The field of candidates remains unsettled, and the men who would be president are too busy jockeying among themselves to pay attention but, in one quarter at least, serious planning has begun for the post-Reagan presidential transition.

Reasoning that an early start is the best way to avoid confusion later, a group of former government officials based at Harvard University's John F. Kennedy School of Government has devised a solution to "the quiet crisis of public service."

Members of Harvard's Public/Private Careers Project said yesterday that Congress should approve higher executive salaries as a lure for government professionals and increase by one-third the $2 million budget alloted for transition activities. Transition teams, they said, should engage in more intensive apolitical recruiting to fill top spots in an incoming administration.

The best way to attract qualified and competent individuals to public service, project chief Carl M. Brauer said, is to employ a favorite private-sector tactic -- head hunting.

"Head hunting has become an accepted practice in the private sector," said Henry H. Fowler, a member of the committee and a former secretary of the Treasury. "I don't see why the federal government should be barred" from using the same methods.

But the most important elements, Brauer is convinced, are timing and money.

"You can't get people appointed ahead of time, but at least you can find out if they're interested," he said.

Of those interested, Brauer noted that in the past only 20 percent of new officials received orientation training. Also, he said, one-third of those selected for the roughly 3,000 positions that the president fills stay on the job only about 18 months.

None of this bodes well for a swift start on an agenda that many new presidents find is often virtually in place well before Inauguration Day.

"On Jan. 20, many of the problems that existed on Jan. 19 are already crying for attention," Brauer said.

Brauer and other members of his group, however, concede that the main elements of their proposal could fall victim to the politics of money and patronage.

The money process begins when Congress allocates $2 million for the president-elect's transition needs.

In 1980, the Reagan team spent $1.7 million of the congressional appropriation and raised at least another $1 million from the private sector. In 1976, Jimmy Carter's transition organization returned $300,000 of the congressional allocation.

In order to avoid the appearance of a conflict of interest arising from potential appointees making cash payments to an incoming administration, the Harvard group is suggesting that more money be made available and allocated to the major parties' nominees prior to the election.

In addition, salaries for the new appointees, the committee said, should be fattened -- to $150,000 annually for some jobs that are now paid considerably less -- in order to attract older, more experienced people to government service.

"You do have to look {at public service} as a public duty," Fowler said.

"On the other hand, you have to temper that with realism that people in their late 30s, 40s or even 50s are going to have certain minimum requirements, such as {paying} for children going to college . . . , " he added.

In 1980, the conservative Heritage Foundation gave the incoming Reagan administration a 3,000-page report on the transition that urged Reagan to select the administration's 400 top aides by Jan. 5, well before his swearing-in.

That transition effort, headed by Edwin Meese III, later came under scrutiny when it was disclosed in 1984 that lump-sum payments had been made out of transition funds to several top officials.

Sen.

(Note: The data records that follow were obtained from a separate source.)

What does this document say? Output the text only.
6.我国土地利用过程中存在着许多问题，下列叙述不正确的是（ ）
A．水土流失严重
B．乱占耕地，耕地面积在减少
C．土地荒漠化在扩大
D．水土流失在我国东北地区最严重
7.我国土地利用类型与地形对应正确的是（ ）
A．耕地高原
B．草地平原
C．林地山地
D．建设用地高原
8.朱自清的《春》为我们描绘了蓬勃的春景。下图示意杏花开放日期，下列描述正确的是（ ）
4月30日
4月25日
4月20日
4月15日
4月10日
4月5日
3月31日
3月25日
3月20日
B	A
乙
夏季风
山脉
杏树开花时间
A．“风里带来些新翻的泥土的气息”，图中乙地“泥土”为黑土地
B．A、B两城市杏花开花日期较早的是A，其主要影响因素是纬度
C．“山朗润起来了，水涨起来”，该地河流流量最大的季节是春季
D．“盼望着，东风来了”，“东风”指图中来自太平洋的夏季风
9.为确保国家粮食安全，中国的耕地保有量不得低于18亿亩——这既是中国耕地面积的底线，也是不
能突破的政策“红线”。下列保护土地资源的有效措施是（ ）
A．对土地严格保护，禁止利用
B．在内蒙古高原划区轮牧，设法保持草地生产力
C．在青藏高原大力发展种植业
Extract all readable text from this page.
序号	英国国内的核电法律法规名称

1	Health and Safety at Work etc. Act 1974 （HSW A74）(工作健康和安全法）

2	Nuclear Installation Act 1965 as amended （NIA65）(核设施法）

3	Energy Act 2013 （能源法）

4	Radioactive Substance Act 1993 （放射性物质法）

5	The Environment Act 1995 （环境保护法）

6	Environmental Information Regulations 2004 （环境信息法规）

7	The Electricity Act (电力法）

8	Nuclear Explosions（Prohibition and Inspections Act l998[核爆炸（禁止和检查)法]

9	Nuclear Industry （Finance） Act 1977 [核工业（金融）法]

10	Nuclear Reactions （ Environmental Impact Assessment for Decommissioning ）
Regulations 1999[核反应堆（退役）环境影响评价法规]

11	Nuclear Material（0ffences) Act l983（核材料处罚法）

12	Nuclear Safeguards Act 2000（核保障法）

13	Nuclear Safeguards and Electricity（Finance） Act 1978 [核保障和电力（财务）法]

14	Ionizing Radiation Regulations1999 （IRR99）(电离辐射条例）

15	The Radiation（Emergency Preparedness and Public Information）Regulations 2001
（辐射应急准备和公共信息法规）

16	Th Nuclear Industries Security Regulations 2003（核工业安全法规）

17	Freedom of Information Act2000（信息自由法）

John Glenn (D-Ohio) is sponsoring legislation that would also increase the amount of money spent on transition planning, in part so that future presidents would be unlikely to require private money to support a public function.

"Politically it's never an easy sell," said Brauer of proposals to spend more money on planning and staff. "But we've reached the point where even academics are turning down appointments."

Members of the project acknowledged that political realities that give the victor the right to award the spoils of patronage could impede any implementation of their suggestions.

As project member Stanford Ross, a lawyer with Arnold & Porter and former commissioner of the Social Security Administration, put it, "Politics ultimately will work its will."